What better way to start off a meal than with warm bread? All the bread is made daily in-house, and the focaccia was amazing. Really, I just wanted to eat another 10 pieces by myself. But I had to remind myself that there was going to be an actual meal coming up and show some self-restraint.
This meal was quite a while ago (yes, I’m a huge procrastinator on writing posts) so I don’t remember all of the details. We started out our meal with some oysters on the half-shell, which were nice and refreshing.
We also got a few crudo dishes – salmon, hamachi, and marlin. I wasn’t super impressed with the fish, since I thought they were sliced a bit too thin. I suppose I was expecting something more like sashimi, but this was different.
We also shared two pastas.

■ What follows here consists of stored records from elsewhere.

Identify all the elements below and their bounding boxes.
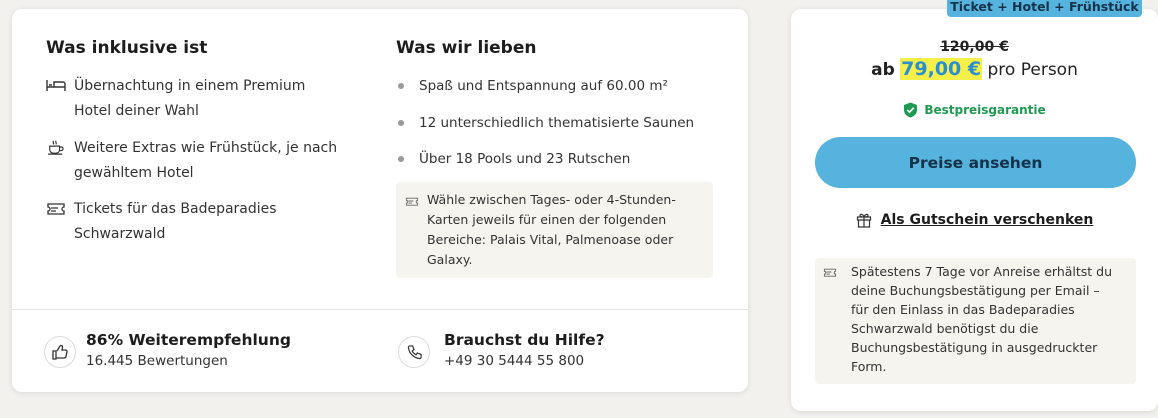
gift-icon [856,213,871,228]
included-item-text: gewähltem Hotel [74,165,194,181]
price-line: ab 79,00 € pro Person [791,58,1158,80]
phone-icon [398,336,430,368]
included-item-hotel: Übernachtung in einem Premium Hotel dein… [46,74,346,124]
love-bullet: 12 unterschiedlich thematisierte Saunen [396,115,694,131]
recommendation-title: 86% Weiterempfehlung [86,331,291,349]
included-item-text: Tickets für das Badeparadies [74,201,277,217]
best-price-guarantee: Bestpreisgarantie [791,102,1158,118]
included-item-text: Übernachtung in einem Premium [74,78,306,94]
ticket-icon [405,197,419,206]
help-phone-number[interactable]: +49 30 5444 55 800 [444,353,584,369]
package-details-card: Was inklusive ist Übernachtung in einem … [12,9,748,392]
show-prices-button[interactable]: Preise ansehen [815,137,1136,188]
included-item-tickets: Tickets für das Badeparadies Schwarzwald [46,197,346,247]
gift-voucher-link[interactable]: Als Gutschein verschenken [791,212,1158,228]
notice-text: Buchungsbestätigung in ausgedruckter [851,340,1098,355]
booking-notice-box: Spätestens 7 Tage vor Anreise erhältst d… [815,258,1136,384]
pricing-card: 120,00 € ab 79,00 € pro Person Bestpreis… [791,9,1158,411]
current-price: 79,00 € [900,58,983,80]
included-item-extras: Weitere Extras wie Frühstück, je nach ge… [46,136,346,186]
price-prefix: ab [871,60,895,80]
bullet-icon [398,120,404,126]
price-suffix: pro Person [987,60,1078,80]
package-type-badge: Ticket + Hotel + Frühstück [947,0,1142,17]
bullet-icon [398,83,404,89]
ticket-icon [47,203,65,215]
info-text: Galaxy. [427,252,473,267]
thumbs-up-icon [44,336,76,368]
shield-check-icon [904,102,918,118]
notice-text: deine Buchungsbestätigung per Email – [851,283,1100,298]
notice-text: für den Einlass in das Badeparadies [851,302,1075,317]
info-text: Karten jeweils für einen der folgenden [427,212,667,227]
review-count: 16.445 Bewertungen [86,353,228,369]
bullet-icon [398,156,404,162]
info-text: Wähle zwischen Tages- oder 4-Stunden- [427,192,676,207]
notice-text: Schwarzwald benötigst du die [851,321,1039,336]
help-title: Brauchst du Hilfe? [444,331,605,349]
info-text: Bereiche: Palais Vital, Palmenoase oder [427,232,674,247]
ticket-info-box: Wähle zwischen Tages- oder 4-Stunden- Ka… [396,182,713,278]
included-item-text: Hotel deiner Wahl [74,103,199,119]
notice-text: Form. [851,359,887,374]
included-item-text: Weitere Extras wie Frühstück, je nach [74,140,338,156]
coffee-cup-icon [48,140,64,155]
notice-text: Spätestens 7 Tage vor Anreise erhältst d… [851,264,1113,279]
bed-icon [46,80,66,91]
included-heading: Was inklusive ist [46,38,208,58]
old-price: 120,00 € [940,39,1009,55]
included-item-text: Schwarzwald [74,226,166,242]
love-heading: Was wir lieben [396,38,537,58]
ticket-icon [823,268,837,277]
love-bullet: Spaß und Entspannung auf 60.00 m² [396,78,668,94]
love-bullet: Über 18 Pools und 23 Rutschen [396,151,630,167]
section-divider [12,309,748,310]
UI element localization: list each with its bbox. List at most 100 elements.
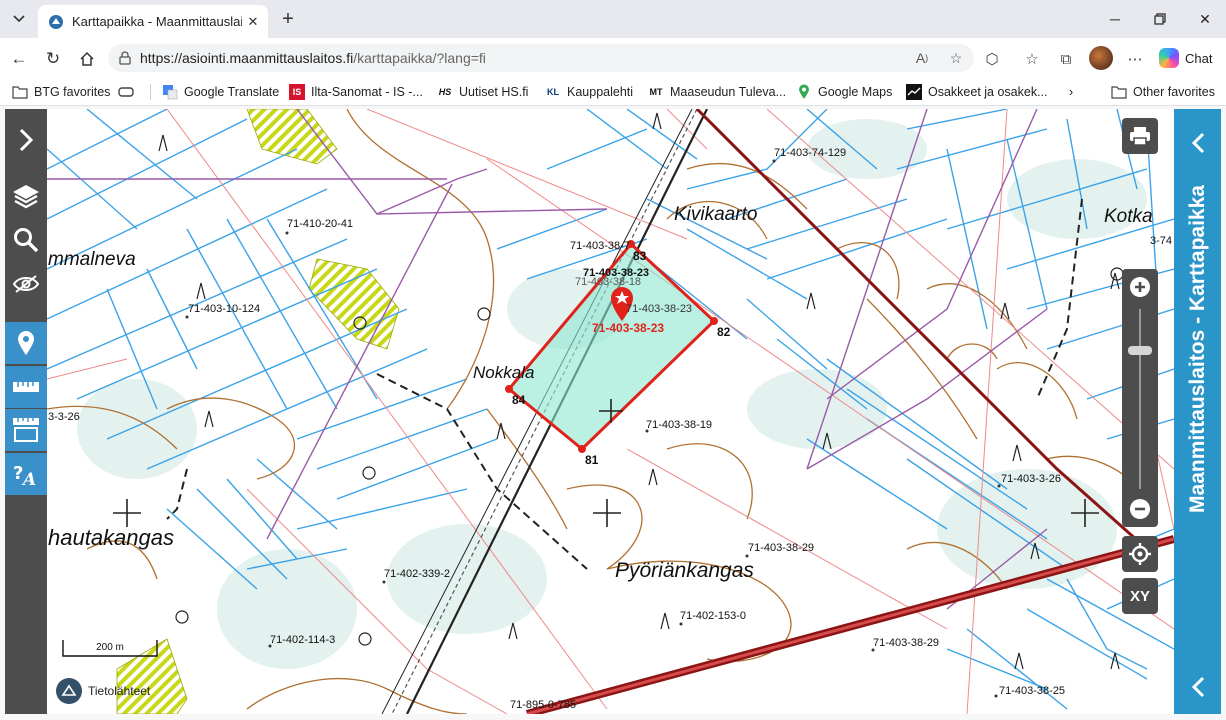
collections-icon[interactable]: ⧉: [1054, 47, 1078, 71]
bookmark-label: Google Maps: [818, 85, 893, 99]
tab-actions-menu-icon[interactable]: [6, 7, 32, 31]
reload-button[interactable]: ↻: [40, 46, 66, 72]
bookmark-label: Osakkeet ja osakek...: [928, 85, 1048, 99]
home-button[interactable]: [74, 46, 100, 72]
bookmark-label: Uutiset HS.fi: [459, 85, 529, 99]
parcel-id-label: 71-403-38-19: [646, 419, 713, 431]
corner-marker: [710, 317, 718, 325]
corner-marker: [505, 385, 513, 393]
area-ruler-icon: [13, 418, 39, 442]
bookmark-ilta-sanomat[interactable]: IS Ilta-Sanomat - IS -...: [289, 83, 423, 101]
corner-marker: [578, 445, 586, 453]
print-button[interactable]: [1122, 118, 1158, 154]
copilot-icon: [1159, 48, 1179, 68]
parcel-id-label: 3-74: [1150, 235, 1173, 247]
copilot-chat-button[interactable]: Chat: [1153, 45, 1218, 71]
tab-close-icon[interactable]: ✕: [242, 11, 264, 33]
search-button[interactable]: [5, 219, 47, 261]
bookmark-reading-list[interactable]: [118, 83, 134, 101]
lock-icon: [119, 51, 131, 65]
place-marker-button[interactable]: [5, 322, 47, 364]
bookmark-maaseudun-tulevaisuus[interactable]: MT Maaseudun Tuleva...: [648, 83, 787, 101]
bookmark-label: Maaseudun Tuleva...: [670, 85, 787, 99]
more-menu-icon[interactable]: ⋯: [1123, 47, 1147, 71]
panel-title-text: Maanmittauslaitos - Karttapaikka: [1186, 185, 1209, 513]
chevron-right-icon: [19, 128, 34, 152]
bookmark-google-maps[interactable]: Google Maps: [796, 83, 892, 101]
back-button[interactable]: ←: [6, 46, 32, 72]
place-name-label: Nokkala: [473, 363, 535, 382]
other-favorites-label: Other favorites: [1133, 85, 1215, 99]
search-icon: [14, 228, 39, 253]
crosshair-locate-icon: [1129, 543, 1151, 565]
new-tab-button[interactable]: +: [276, 7, 300, 31]
bookmarks-bar: BTG favorites Google Translate IS Ilta-S…: [0, 78, 1226, 106]
bookmark-separator: [150, 84, 151, 100]
parcel-id-label: 71-403-3-26: [1001, 473, 1061, 485]
parcel-id-label: 71-403-38-23: [626, 303, 693, 315]
zoom-slider[interactable]: [1122, 269, 1158, 527]
help-icon: ? A: [13, 463, 36, 487]
bookmark-hs[interactable]: HS Uutiset HS.fi: [437, 83, 529, 101]
expand-menu-button[interactable]: [5, 119, 47, 161]
map-canvas[interactable]: [47, 109, 1174, 714]
place-name-label: hautakangas: [48, 525, 174, 550]
hide-tools-button[interactable]: [5, 263, 47, 305]
zoom-in-button[interactable]: [1122, 269, 1158, 305]
bookmark-google-translate[interactable]: Google Translate: [162, 83, 279, 101]
bookmark-label: Kauppalehti: [567, 85, 634, 99]
browser-tab[interactable]: Karttapaikka - Maanmittauslaitos ✕: [38, 5, 268, 38]
parcel-id-label: 71-403-38-29: [873, 637, 940, 649]
parcel-id-label: 71-410-20-41: [287, 218, 354, 230]
bookmarks-overflow-chevron-icon[interactable]: ›: [1069, 83, 1073, 101]
profile-avatar[interactable]: [1089, 46, 1113, 70]
measure-area-button[interactable]: [5, 409, 47, 451]
zoom-handle[interactable]: [1128, 346, 1152, 355]
hs-icon: HS: [438, 87, 452, 97]
mml-logo-icon: [56, 678, 82, 704]
bookmark-kauppalehti[interactable]: KL Kauppalehti: [545, 83, 633, 101]
parcel-id-label: 3-3-26: [48, 411, 80, 423]
close-window-button[interactable]: ✕: [1190, 6, 1220, 32]
left-toolbar: ? A: [5, 109, 47, 714]
read-aloud-icon[interactable]: A): [912, 48, 932, 68]
restore-button[interactable]: [1145, 6, 1175, 32]
data-sources-link[interactable]: Tietolähteet: [56, 678, 150, 704]
favorite-star-icon[interactable]: ☆: [946, 48, 966, 68]
parcel-id-label: 71-895-0-785: [510, 699, 577, 711]
open-panel-chevron-icon[interactable]: [1174, 123, 1221, 163]
extensions-icon[interactable]: ⬡: [980, 47, 1004, 71]
url-bar[interactable]: https://asiointi.maanmittauslaitos.fi/ka…: [108, 44, 974, 72]
mml-favicon-icon: [49, 14, 63, 29]
topographic-map[interactable]: [47, 109, 1174, 714]
coordinates-xy-button[interactable]: XY: [1122, 578, 1158, 614]
parcel-id-label: 71-402-153-0: [680, 610, 747, 622]
parcel-id-label: 71-402-339-2: [384, 568, 451, 580]
place-name-label: Kotka: [1104, 206, 1153, 227]
bookmark-label: Google Translate: [184, 85, 280, 99]
corner-point-label: 81: [585, 453, 599, 467]
favorites-icon[interactable]: ☆: [1020, 47, 1044, 71]
place-name-label: Pyöriänkangas: [615, 559, 754, 582]
url-text: https://asiointi.maanmittauslaitos.fi/ka…: [140, 50, 486, 66]
place-name-label: Kivikaarto: [674, 204, 758, 225]
zoom-track: [1139, 309, 1141, 489]
locate-me-button[interactable]: [1122, 536, 1158, 572]
layers-button[interactable]: [5, 175, 47, 217]
svg-text:?: ?: [13, 463, 23, 484]
bookmark-other-favorites[interactable]: Other favorites: [1111, 83, 1215, 101]
bookmark-osakkeet[interactable]: Osakkeet ja osakek...: [906, 83, 1048, 101]
eye-hidden-icon: [12, 275, 40, 293]
bookmark-btg-favorites[interactable]: BTG favorites: [12, 83, 110, 101]
parcel-id-label: 71-403-10-124: [188, 303, 261, 315]
mt-icon: MT: [649, 87, 663, 97]
help-button[interactable]: ? A: [5, 453, 47, 495]
zoom-out-button[interactable]: [1122, 491, 1158, 527]
kl-icon: KL: [547, 87, 559, 97]
measure-distance-button[interactable]: [5, 366, 47, 408]
parcel-id-label: 71-403-38-29: [748, 542, 815, 554]
collapse-panel-chevron-icon[interactable]: [1174, 667, 1221, 707]
corner-point-label: 82: [717, 325, 731, 339]
minimize-button[interactable]: ─: [1100, 6, 1130, 32]
panel-title[interactable]: Maanmittauslaitos - Karttapaikka: [1178, 169, 1218, 529]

Corzetti is a round, flat-shaped pasta, and apparently there are various ways to make it based on family tradition. I really enjoyed the dish, especially the fresh corn in the sauce. The squid ink pasta dish was also quite good, although I liked the squid ink pasta at Eataly more.
We chose two entrées, a pan-seared sea bass and the Nico dry-aged ribeye (it’s dry-aged in-house). We really loved both dishes, especially the seasonal vegetable accompaniments. The fish was tender and flaky, and the beef was juicy and flavorful. However, I still don’t quite “get” dry-aged beef… I’ve had it twice now and don’t taste much difference from regular beef. Perhaps there’s something subtle that I’m missing, or maybe I need to try it some more, but so far, not too impressed with dry-aged.
Our first dessert was an affogato, but with prosecco instead of coffee. V has raved to us about Nico’s house-made gelatos and sorbets, and the two in this affogato – apricot and burnt honey – were absolutely delicious. The apricot was so refreshing, and the burnt honey had a rich, sweet flavor. The prosecco added a slight bitterness that balanced the sweetness of the gelato.
Nico has a seasonal torte, and the summer flavor that we had was lemon. The torte was super moist and filled with a rich and tart lemon curd, and I loved it. The ginger and blueberries also complemented the lemon perfectly.
Overall, we had a really lovely dinner at Nico Osteria, and I could definitely see why this is became such a popular restaurant so quickly. I would definitely plan for another meal here if I visit Chicago again!